Re: Assertion failure in WaitForWALToBecomeAvailable state machine

On Mon, Sep 12, 2022 at 05:58:08PM +0530, Bharath Rupireddy wrote:
> On Mon, Sep 12, 2022 at 12:30 PM Michael Paquier <michael(at)paquier(dot)xyz> wrote:
> > On Sat, Sep 10, 2022 at 07:52:01AM +0530, Bharath Rupireddy wrote:
> > > Just for the records - there's another report of the assertion failure
> > > at [1], many thanks to Kyotaro-san for providing consistent
> > > reproducible steps.
> > >
> > > [1] - https://www.postgresql.org/message-id/flat/20220909.172949.2223165886970819060.horikyota.ntt%40gmail.com

I plan to use that message's patch, because it guarantees WALRCV_STOPPED at
the code location being changed. Today, in the unlikely event of
!WalRcvStreaming() due to WALRCV_WAITING or WALRCV_STOPPING, that code
proceeds without waiting for WALRCV_STOPPED. I think WALRCV_STOPPING can't
happen there. Even if WALRCV_WAITING also can't happen, it's a simplicity win
to remove the need to think about that. Dilip Kumar and Nathan Bossart also
stated support for that design.

If WALRCV_WAITING or WALRCV_STOPPING can happen at that patch's code site, I
perhaps should back-patch the change to released versions. Does anyone know
whether one or both can happen?

> > FWIW, I
> > find better the approach taken by Horiguchi-san in [1] to reset the
> > state before we attempt to read WAL from the archives *or* pg_wal,
> > after we know that the last source has failed, where we know that we
> > are not streaming yet (but recovery may be requested soon).
> >
> > [1]: https://www.postgresql.org/message-id/20220214.171428.735280610520122187.horikyota.ntt@gmail.com
>
> I think the fix at [1] is wrong.
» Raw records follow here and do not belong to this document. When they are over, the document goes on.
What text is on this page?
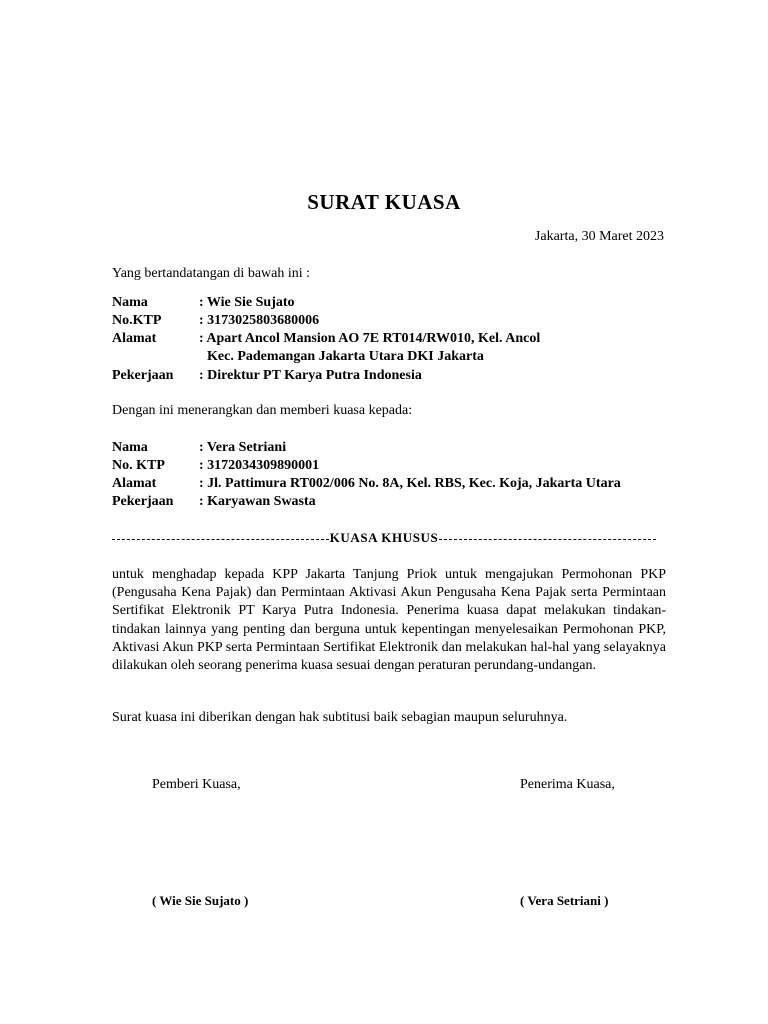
SURAT KUASA
Jakarta, 30 Maret 2023
Yang bertandatangan di bawah ini :
Nama	: Wie Sie Sujato
No.KTP	: 3173025803680006
Alamat	: Apart Ancol Mansion AO 7E RT014/RW010, Kel. Ancol
Kec. Pademangan Jakarta Utara DKI Jakarta
Pekerjaan : Direktur PT Karya Putra Indonesia
Dengan ini menerangkan dan memberi kuasa kepada:
Nama	: Vera Setriani
No. KTP : 3172034309890001
Alamat	: Jl. Pattimura RT002/006 No. 8A, Kel. RBS, Kec. Koja, Jakarta Utara
Pekerjaan : Karyawan Swasta
KUASA KHUSUS
untuk menghadap kepada KPP Jakarta Tanjung Priok untuk mengajukan Permohonan PKP (Pengusaha Kena Pajak) dan Permintaan Aktivasi Akun Pengusaha Kena Pajak serta Permintaan Sertifikat Elektronik PT Karya Putra Indonesia. Penerima kuasa dapat melakukan tindakan-tindakan lainnya yang penting dan berguna untuk kepentingan menyelesaikan Permohonan PKP, Aktivasi Akun PKP serta Permintaan Sertifikat Elektronik dan melakukan hal-hal yang selayaknya dilakukan oleh seorang penerima kuasa sesuai dengan peraturan perundang-undangan.
Surat kuasa ini diberikan dengan hak subtitusi baik sebagian maupun seluruhnya.
Pemberi Kuasa,	Penerima Kuasa,
( Wie Sie Sujato )	( Vera Setriani )
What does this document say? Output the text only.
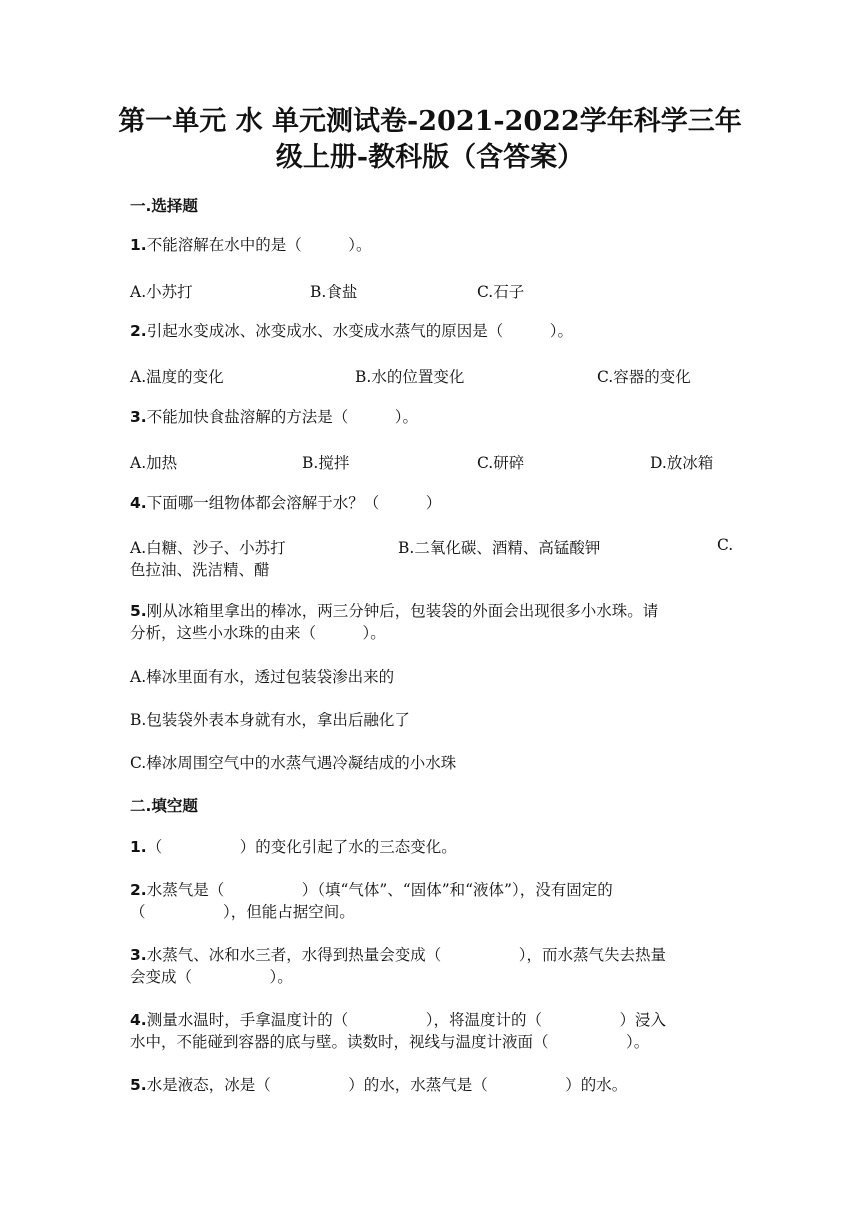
第一单元 水 单元测试卷-2021-2022学年科学三年
级上册-教科版（含答案）
一.选择题
1.不能溶解在水中的是（　　　）。
A.小苏打	B.食盐	C.石子
2.引起水变成冰、冰变成水、水变成水蒸气的原因是（　　　）。
A.温度的变化	B.水的位置变化	C.容器的变化
3.不能加快食盐溶解的方法是（　　　）。
A.加热	B.搅拌	C.研碎	D.放冰箱
4.下面哪一组物体都会溶解于水？（　　　）
A.白糖、沙子、小苏打	B.二氧化碳、酒精、高锰酸钾	C.
色拉油、洗洁精、醋
5.刚从冰箱里拿出的棒冰，两三分钟后，包装袋的外面会出现很多小水珠。请
分析，这些小水珠的由来（　　　）。
A.棒冰里面有水，透过包装袋渗出来的
B.包装袋外表本身就有水，拿出后融化了
C.棒冰周围空气中的水蒸气遇冷凝结成的小水珠
二.填空题
1.（　　　　　）的变化引起了水的三态变化。
2.水蒸气是（　　　　　）（填“气体”、“固体”和“液体”），没有固定的
（　　　　　），但能占据空间。
3.水蒸气、冰和水三者，水得到热量会变成（　　　　　），而水蒸气失去热量
会变成（　　　　　）。
4.测量水温时，手拿温度计的（　　　　　），将温度计的（　　　　　）浸入
水中，不能碰到容器的底与壁。读数时，视线与温度计液面（　　　　　）。
5.水是液态，冰是（　　　　　）的水，水蒸气是（　　　　　）的水。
It basically resets
> InstallXLogFileSegmentActive for both XLOG_FROM_ARCHIVE and
> XLOG_FROM_PG_WAL, remember that we don't need WAL files preallocation
> and recycling just for archive. Moreover, if we were to reset just for
> archive there, it's too aggressive, meaning for every WAL record, we
> take ControlFileLock in exclusive mode to reset it.
>
> IMO, doing it once when we switch the source to archive is the correct
> way because it avoids frequent ControlFileLock acquisitions and makes
> the fix more intuitive. And we have a comment saying why we reset
> InstallXLogFileSegmentActive, if required we can point to the commit
> cc2c7d6 in the comments.

The startup process maintains the invariant that archive recovery and
streaming recovery don't overlap in time; one stops before the other starts.
As long as it achieves that, I'm not aware of a cause to care whether the flag
reset happens when streaming ends vs. when archive recovery begins. If the
startup process develops a defect such that it ceases to maintain that
invariant, "when archive recovery begins" does have the
advantage-or-disadvantage of causing a failure in non-assert builds. The
other way gets only an assertion failure. Michael Paquier or Bharath
Rupireddy, did you envision benefits other than that one?